A plaque now marks the site where civil rights leader Reverend C.T. Vivian lived when he grew up in Macomb. The lot at 702 E. Adams St. is currently empty but Byron Oden-Shabazz is making big plans for it.
“How could I live in the very city where C.T. Vivian was raised and not do something in his honor?” asked Oden-Shabazz, who is the Area Director for the African American fraternity Alpha Phi Alpha, the same fraternity Vivian belonged to.
The local historic site designation was granted by the Macomb Historic Preservation Commission. Oden-Shabazz said he intends to also seek state and national historic designations.
In addition, he plans to begin a capital campaign to pay for construction of a center for civic and social engagement, which will include a C.T. Vivian museum.
“It is a great way to honor someone who’s actually still alive. He’s a living icon,” said Oden-Shabazz.
“(The center) will deal with issues of racial and social justice – all the things he worked to remedy. What better way to honor him than to build an institution as opposed to just a day or something simple where we honor him. Let’s look at something that has a long-lasting effect. We can bring people from everywhere, all types of speakers, to come to the community and build the community.”
The Vivian family still owns the land and plans to donate it for the center.
Several people spoke during the dedication ceremony for the plaque:
- Dr. Jack Thomas, President of Western Illinois University: Many of us, particularly as people of color and African Americans, would not be able to celebrate and do some of the things we’re doing now had it not been for those forerunners who stood during those very difficult times.
- Emily Sutton, member of the Macomb Historic Preservation Commission: Dr. Vivian was a man of courage, conviction, and intelligence. I admire him for his leadership in making our country a more just place for everyone. The work is far from finished but we have Dr.
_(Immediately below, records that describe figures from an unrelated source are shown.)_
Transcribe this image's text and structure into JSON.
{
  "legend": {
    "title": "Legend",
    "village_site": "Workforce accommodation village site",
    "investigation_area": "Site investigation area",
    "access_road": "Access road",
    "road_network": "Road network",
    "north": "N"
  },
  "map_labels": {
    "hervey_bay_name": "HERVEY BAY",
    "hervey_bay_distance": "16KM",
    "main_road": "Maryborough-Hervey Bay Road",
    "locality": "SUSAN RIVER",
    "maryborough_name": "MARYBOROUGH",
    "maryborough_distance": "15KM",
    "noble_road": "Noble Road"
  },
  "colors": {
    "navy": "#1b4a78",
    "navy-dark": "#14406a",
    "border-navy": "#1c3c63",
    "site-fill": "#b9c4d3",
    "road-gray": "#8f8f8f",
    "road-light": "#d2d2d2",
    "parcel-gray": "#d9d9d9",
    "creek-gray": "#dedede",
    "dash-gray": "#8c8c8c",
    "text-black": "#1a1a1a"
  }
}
Vivian’s example to continue to inspire us on the path toward true political and social freedom and equality.
- Michael Boyd, Illinois District Director for Alpha Phi Alpha: Coming together with the work from Mayor Inman, from the Historic Preservation Commission, from everybody who had a hand in doing this, it shows that great things can happen when people collaborate and have open minds and hearts to do what’s right for the community.
- Jo Anna Walker, Dr. Vivian’s first-born child: At one point I thought maybe I could make a park of it (this site) but what they’re doing is much, much better. And I’m so glad that people are remembering my father and all the things he did.
Walker hopes Vivian can attend the dedication ceremony for the center if it is built.
Dr. Vivian is credited with integrating lunch counters in Peoria in the 1950s. He later worked closely with Dr. Martin Luther King Junior during the American Civil Rights movement of the ‘50s and ‘60s. He is now age 94 and lives in Atlanta, Georgia.